Why do we use Batches?

Imagine you need to eat a mountain of rice (The Dataset).
- **Batch Size = 1 (SGD)**: Eating one grain at a time. You will starve before you finish.
- **Batch Size = All (Batch GD)**: Trying to shove the entire mountain into your mouth at once. You will choke (Out of Memory).
- **Batch Size = 64 (Mini-Batch GD)**: Eating with a spoon. Efficient and manageable.

The `DataLoader` is your spoon.

## Part 3: Custom Dataset (The Practice)

Let's build a fake dataset of random numbers.

In [None]:
class RandomDataset(Dataset):
    def __init__(self, size, length):
        self.len = length
        self.data = torch.randn(length, size)

    def __getitem__(self, index):
        return self.data[index]

    def __len__(self):
        return self.len

# Create a dataset with 1000 items
dataset = RandomDataset(size=5, length=1000)

# Test the Librarian
print(f"Item 0: {dataset[0]}")
print(f"Length: {len(dataset)}")

## Part 4: The DataLoader (The Driver)

Now let's put the Driver to work.

In [None]:
# Create a DataLoader
loader = DataLoader(dataset=dataset, batch_size=64, shuffle=True)

# Test the Driver
for batch in loader:
    print(f"Batch Shape: {batch.shape}")
    break # Just show the first one

## Part 5: Saving and Loading (The Save Game)

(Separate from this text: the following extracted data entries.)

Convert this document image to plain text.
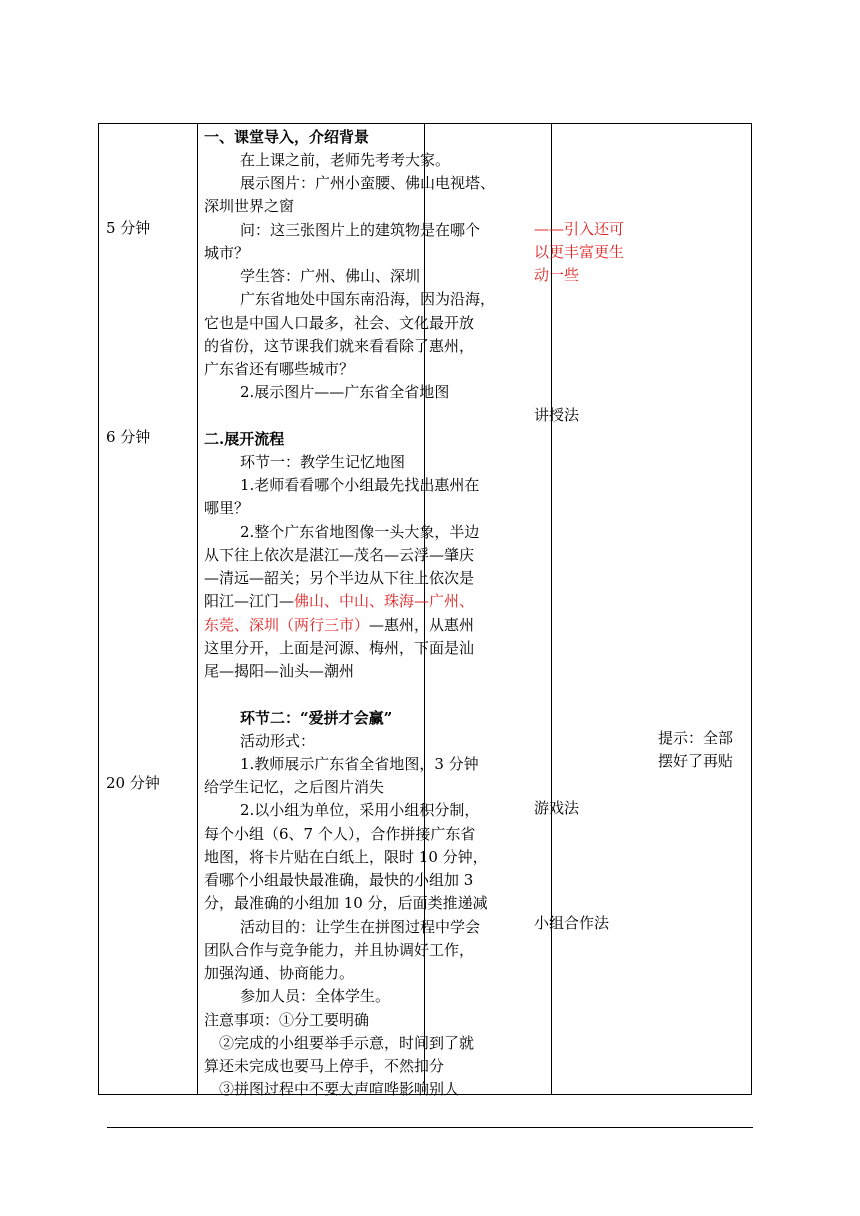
5 分钟
6 分钟
20 分钟
一、课堂导入，介绍背景
在上课之前，老师先考考大家。
展示图片：广州小蛮腰、佛山电视塔、
深圳世界之窗
问：这三张图片上的建筑物是在哪个
城市？
学生答：广州、佛山、深圳
广东省地处中国东南沿海，因为沿海，
它也是中国人口最多，社会、文化最开放
的省份，这节课我们就来看看除了惠州，
广东省还有哪些城市？
2.展示图片——广东省全省地图
二.展开流程
环节一：教学生记忆地图
1.老师看看哪个小组最先找出惠州在
哪里？
2.整个广东省地图像一头大象，半边
从下往上依次是湛江—茂名—云浮—肇庆
—清远—韶关；另个半边从下往上依次是
阳江—江门—佛山、中山、珠海—广州、
东莞、深圳（两行三市）—惠州，从惠州
这里分开，上面是河源、梅州，下面是汕
尾—揭阳—汕头—潮州
环节二：“爱拼才会赢”
活动形式：
1.教师展示广东省全省地图，3 分钟
给学生记忆，之后图片消失
2.以小组为单位，采用小组积分制，
每个小组（6、7 个人），合作拼接广东省
地图，将卡片贴在白纸上，限时 10 分钟，
看哪个小组最快最准确，最快的小组加 3
分，最准确的小组加 10 分，后面类推递减
活动目的：让学生在拼图过程中学会
团队合作与竞争能力，并且协调好工作，
加强沟通、协商能力。
参加人员：全体学生。
注意事项：①分工要明确
②完成的小组要举手示意，时间到了就
算还未完成也要马上停手，不然扣分
③拼图过程中不要大声喧哗影响别人
——引入还可
以更丰富更生
动一些
讲授法
游戏法
小组合作法
提示：全部
摆好了再贴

Training takes hours. You don't want to lose progress if your computer crashes.

We use `torch.save` and `torch.load`.

In [None]:
# Define a simple model
model = nn.Linear(5, 1)

# Save the state dictionary (The Weights)
torch.save(model.state_dict(), 'model_weights.pth')
print("Model saved to model_weights.pth")

# Load it back
new_model = nn.Linear(5, 1)
new_model.load_state_dict(torch.load('model_weights.pth'))
print("Model loaded successfully!")

# Verify they are the same
print(f"Original Weight: {model.weight}")
print(f"Loaded Weight:   {new_model.weight}")

## Summary Checklist

1. **Dataset** = The Librarian (Stores data).
2. **DataLoader** = The Driver (Batches data).
3. **Batch Size** = The Spoon Size (Efficiency).
4. **state_dict** = The Save File (Weights).

You are now equipped to handle real-world, large-scale Deep Learning projects.